Now Cormier, an olympic caliber wrestler, is nearly as good at standup fighting. In other words he's a lot like Velasquez, another superb wrestler who has great standup skills. Both men have incredible speed, and that speed was the difference against Silva. Silva's punches are big but slow and telegraphed, while Cormier has the speed of the old Fedor. He's also built a lot like Fedor, with a big of extra padding around the waist, but that doesn't mean he's not explosive.
Barnett, after several positive steroid tests over his career, looks like he's finally kicked the habit judging by his new, less bulky physique. Either that or he's cycling down a lot sooner before the tests as he fights in America rather than Japan where they like their fighters juiced up. But he looks so much smaller I'd wager he's off the stuff for good.
He still has his skill, and he's one of the last true ground-and-pounders. This is mainly because of his skill at takedowns. As takedown defense becomes better and better, many of the ground-and-pounders fell to the wayside. But Barnett doesn't give up upon first resistance, as he showed with Kharitonov. After taking a few too many punches for comfort, he latched on to Kharitonov and held him there until he could execute a fantastic takedown directly into mount. It wasn't pretty, but it was very effective as he used his bodyweight alone to do the work.

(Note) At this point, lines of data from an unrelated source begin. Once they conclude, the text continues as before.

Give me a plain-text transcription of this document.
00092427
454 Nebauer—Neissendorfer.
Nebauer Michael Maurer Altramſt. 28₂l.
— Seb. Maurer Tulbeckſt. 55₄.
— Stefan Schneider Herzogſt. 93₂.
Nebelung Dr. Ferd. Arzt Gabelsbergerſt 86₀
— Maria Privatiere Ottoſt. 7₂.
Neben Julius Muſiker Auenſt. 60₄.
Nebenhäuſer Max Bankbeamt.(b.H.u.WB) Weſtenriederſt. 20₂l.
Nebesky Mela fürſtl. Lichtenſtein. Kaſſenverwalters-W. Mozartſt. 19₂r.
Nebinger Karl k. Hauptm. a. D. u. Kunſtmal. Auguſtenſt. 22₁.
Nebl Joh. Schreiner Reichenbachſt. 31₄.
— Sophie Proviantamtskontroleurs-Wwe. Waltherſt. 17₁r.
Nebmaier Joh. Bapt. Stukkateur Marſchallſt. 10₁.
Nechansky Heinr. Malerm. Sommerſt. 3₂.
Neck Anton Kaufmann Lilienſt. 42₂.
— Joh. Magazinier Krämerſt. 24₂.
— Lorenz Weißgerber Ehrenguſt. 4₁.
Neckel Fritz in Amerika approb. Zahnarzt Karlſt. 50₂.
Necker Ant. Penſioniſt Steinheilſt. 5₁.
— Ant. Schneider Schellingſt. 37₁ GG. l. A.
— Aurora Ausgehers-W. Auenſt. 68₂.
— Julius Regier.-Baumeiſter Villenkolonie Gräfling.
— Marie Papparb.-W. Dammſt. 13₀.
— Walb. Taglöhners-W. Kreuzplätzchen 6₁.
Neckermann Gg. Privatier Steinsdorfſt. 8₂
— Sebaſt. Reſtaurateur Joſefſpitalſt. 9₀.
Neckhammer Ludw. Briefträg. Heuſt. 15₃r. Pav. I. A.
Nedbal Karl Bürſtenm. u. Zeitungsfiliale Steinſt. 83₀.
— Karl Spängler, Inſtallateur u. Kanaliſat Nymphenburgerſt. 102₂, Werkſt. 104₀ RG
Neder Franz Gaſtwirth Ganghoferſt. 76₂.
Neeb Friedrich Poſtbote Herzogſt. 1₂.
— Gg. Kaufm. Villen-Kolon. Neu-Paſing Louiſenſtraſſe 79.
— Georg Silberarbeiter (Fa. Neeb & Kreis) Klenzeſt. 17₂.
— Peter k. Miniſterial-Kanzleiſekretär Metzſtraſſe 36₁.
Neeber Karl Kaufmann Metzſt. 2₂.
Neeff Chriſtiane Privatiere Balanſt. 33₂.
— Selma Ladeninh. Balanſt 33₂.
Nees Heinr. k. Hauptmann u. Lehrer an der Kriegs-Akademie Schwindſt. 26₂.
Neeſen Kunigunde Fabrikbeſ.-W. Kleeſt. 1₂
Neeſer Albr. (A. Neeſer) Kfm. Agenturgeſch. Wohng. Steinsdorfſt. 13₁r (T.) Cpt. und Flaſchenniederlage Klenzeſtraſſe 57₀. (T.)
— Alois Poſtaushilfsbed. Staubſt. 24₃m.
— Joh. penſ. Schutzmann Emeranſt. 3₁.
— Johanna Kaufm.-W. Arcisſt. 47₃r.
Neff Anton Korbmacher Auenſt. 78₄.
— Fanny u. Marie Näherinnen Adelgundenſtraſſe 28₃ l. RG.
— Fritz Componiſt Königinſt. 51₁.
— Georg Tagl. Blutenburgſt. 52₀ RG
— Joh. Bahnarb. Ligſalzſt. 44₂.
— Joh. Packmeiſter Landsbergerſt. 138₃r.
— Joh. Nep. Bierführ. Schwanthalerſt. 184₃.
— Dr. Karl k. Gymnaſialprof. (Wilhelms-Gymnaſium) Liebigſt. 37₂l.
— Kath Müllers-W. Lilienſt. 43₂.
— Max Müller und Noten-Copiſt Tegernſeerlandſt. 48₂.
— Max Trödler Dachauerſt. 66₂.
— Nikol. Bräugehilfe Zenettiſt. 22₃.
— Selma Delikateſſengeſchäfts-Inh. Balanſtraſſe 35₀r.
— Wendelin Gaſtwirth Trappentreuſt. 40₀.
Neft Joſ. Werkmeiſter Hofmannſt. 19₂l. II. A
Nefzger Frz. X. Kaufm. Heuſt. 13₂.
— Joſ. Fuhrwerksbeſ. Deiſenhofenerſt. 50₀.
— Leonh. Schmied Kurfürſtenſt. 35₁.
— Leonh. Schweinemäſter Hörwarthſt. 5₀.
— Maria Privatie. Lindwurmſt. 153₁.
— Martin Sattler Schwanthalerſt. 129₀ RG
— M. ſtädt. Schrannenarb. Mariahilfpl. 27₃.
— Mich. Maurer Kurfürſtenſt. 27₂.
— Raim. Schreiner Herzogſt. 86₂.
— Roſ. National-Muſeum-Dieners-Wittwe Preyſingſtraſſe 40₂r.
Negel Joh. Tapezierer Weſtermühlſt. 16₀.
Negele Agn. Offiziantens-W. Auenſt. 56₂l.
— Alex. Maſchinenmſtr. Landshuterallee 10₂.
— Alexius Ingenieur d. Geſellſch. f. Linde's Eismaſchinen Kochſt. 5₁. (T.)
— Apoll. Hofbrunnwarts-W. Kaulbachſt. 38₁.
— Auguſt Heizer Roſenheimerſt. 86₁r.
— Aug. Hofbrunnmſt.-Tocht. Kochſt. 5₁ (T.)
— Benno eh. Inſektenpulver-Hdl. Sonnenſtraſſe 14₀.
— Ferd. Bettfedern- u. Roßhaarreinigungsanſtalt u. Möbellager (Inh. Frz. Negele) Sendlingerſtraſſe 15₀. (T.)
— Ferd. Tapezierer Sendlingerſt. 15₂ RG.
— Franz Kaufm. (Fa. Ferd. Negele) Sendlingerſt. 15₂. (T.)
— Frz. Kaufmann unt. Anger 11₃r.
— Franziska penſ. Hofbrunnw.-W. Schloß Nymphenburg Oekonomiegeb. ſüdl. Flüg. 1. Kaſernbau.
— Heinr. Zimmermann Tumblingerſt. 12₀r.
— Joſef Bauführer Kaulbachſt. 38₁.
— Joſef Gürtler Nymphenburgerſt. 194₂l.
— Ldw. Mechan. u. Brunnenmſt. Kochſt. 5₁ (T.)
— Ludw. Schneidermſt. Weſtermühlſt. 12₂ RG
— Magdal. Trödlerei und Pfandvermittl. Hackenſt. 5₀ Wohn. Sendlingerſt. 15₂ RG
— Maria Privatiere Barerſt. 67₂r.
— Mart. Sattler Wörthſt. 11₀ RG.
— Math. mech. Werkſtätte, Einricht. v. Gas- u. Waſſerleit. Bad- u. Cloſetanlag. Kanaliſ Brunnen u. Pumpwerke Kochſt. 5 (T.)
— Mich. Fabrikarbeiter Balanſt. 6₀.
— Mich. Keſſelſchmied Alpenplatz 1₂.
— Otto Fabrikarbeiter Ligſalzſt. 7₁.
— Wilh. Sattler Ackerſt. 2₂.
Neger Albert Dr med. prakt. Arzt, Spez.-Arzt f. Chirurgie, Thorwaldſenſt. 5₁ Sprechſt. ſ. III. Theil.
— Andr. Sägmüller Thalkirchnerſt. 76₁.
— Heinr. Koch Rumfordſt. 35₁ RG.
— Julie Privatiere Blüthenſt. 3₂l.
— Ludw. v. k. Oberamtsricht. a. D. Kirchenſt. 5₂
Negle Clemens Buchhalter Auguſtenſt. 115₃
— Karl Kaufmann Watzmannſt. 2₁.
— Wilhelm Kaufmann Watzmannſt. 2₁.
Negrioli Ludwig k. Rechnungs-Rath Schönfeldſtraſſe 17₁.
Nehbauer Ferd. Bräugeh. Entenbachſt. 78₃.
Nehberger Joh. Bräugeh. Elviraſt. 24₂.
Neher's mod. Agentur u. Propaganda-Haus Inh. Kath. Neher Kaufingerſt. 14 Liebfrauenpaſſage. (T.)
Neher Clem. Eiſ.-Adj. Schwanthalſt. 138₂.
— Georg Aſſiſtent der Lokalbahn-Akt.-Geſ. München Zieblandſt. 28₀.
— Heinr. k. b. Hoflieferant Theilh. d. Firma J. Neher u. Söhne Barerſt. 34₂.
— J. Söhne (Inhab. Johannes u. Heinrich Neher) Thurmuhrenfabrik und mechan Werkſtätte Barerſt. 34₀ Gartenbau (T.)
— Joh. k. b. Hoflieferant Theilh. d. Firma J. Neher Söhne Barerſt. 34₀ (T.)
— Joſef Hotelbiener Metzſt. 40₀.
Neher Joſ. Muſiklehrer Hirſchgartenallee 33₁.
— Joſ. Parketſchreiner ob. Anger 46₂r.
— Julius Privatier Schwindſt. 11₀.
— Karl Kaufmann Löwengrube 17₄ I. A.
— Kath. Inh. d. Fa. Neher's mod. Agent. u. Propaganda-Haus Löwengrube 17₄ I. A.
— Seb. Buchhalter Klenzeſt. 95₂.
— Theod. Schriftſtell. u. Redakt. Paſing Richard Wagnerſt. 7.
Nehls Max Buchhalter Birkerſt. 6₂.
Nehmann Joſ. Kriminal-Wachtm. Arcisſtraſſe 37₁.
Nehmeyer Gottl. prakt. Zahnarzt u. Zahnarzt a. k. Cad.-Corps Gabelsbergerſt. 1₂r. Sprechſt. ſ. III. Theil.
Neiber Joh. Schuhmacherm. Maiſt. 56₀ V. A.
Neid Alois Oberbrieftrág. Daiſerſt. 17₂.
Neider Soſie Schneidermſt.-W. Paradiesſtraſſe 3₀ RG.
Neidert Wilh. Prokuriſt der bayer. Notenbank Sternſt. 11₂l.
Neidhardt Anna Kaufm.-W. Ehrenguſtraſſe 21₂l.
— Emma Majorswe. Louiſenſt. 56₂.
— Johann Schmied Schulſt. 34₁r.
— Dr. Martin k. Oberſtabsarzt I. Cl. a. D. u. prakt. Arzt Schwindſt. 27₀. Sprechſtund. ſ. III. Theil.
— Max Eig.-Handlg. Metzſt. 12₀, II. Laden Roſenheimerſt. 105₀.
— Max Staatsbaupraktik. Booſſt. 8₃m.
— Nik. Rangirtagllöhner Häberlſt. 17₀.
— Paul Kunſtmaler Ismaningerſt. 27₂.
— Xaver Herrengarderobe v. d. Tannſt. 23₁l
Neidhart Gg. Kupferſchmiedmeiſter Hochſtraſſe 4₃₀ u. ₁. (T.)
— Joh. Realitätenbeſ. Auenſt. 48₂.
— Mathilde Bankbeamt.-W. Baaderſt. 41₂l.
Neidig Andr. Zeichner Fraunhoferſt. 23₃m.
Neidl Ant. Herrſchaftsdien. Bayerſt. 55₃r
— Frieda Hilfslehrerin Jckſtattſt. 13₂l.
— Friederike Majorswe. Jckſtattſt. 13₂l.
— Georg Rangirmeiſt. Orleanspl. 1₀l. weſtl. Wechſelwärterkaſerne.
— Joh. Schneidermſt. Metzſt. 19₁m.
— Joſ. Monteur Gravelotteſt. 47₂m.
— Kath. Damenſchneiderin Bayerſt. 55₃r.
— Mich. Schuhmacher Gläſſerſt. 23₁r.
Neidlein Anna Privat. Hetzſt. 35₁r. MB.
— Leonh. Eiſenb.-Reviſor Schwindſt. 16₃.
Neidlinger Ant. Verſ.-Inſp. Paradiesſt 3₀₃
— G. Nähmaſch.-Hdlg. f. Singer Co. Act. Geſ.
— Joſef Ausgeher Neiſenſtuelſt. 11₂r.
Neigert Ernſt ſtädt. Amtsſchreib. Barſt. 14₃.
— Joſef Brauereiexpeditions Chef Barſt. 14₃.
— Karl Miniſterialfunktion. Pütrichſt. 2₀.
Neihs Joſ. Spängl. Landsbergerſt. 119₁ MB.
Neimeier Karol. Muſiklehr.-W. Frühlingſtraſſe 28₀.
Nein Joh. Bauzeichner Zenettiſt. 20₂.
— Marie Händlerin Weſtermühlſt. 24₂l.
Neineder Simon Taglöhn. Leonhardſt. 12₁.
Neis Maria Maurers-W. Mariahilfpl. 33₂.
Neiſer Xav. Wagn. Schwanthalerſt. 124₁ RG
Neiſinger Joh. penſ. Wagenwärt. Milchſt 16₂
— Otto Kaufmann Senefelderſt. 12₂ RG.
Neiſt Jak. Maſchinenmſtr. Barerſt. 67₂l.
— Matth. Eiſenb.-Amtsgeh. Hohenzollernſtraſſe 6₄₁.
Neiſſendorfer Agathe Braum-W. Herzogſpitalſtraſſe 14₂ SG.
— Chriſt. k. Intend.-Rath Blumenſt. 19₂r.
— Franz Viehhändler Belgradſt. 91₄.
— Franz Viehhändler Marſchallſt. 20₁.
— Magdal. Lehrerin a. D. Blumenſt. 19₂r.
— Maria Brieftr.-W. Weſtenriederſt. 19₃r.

Once in mount, Barnett also displayed on old-school ability to stay in mount and not let the opponent escape. Instead of unleashing punches, he takes only those that he can get without jeopardizing his stability, switching between a smothering stance and a post-up-for-punches stance. He only abandoned the mount at the end as he applied an arm-triangle choke and moved his body to the side for added torque.
It sets up a very interesting final. Barnett will have his hands full on the ground with Cormier, and Cormier is certainly the better standup fighter. Is Barnett going to be able to execute a takedown against a world class wrestler like Cormier? Beating Bret Rogers and Kharitonov is one thing, but Cormier will present a unique challenge. Barnett's main advantage will be experience, as Cormier still has fewer than 10 fights under his belt.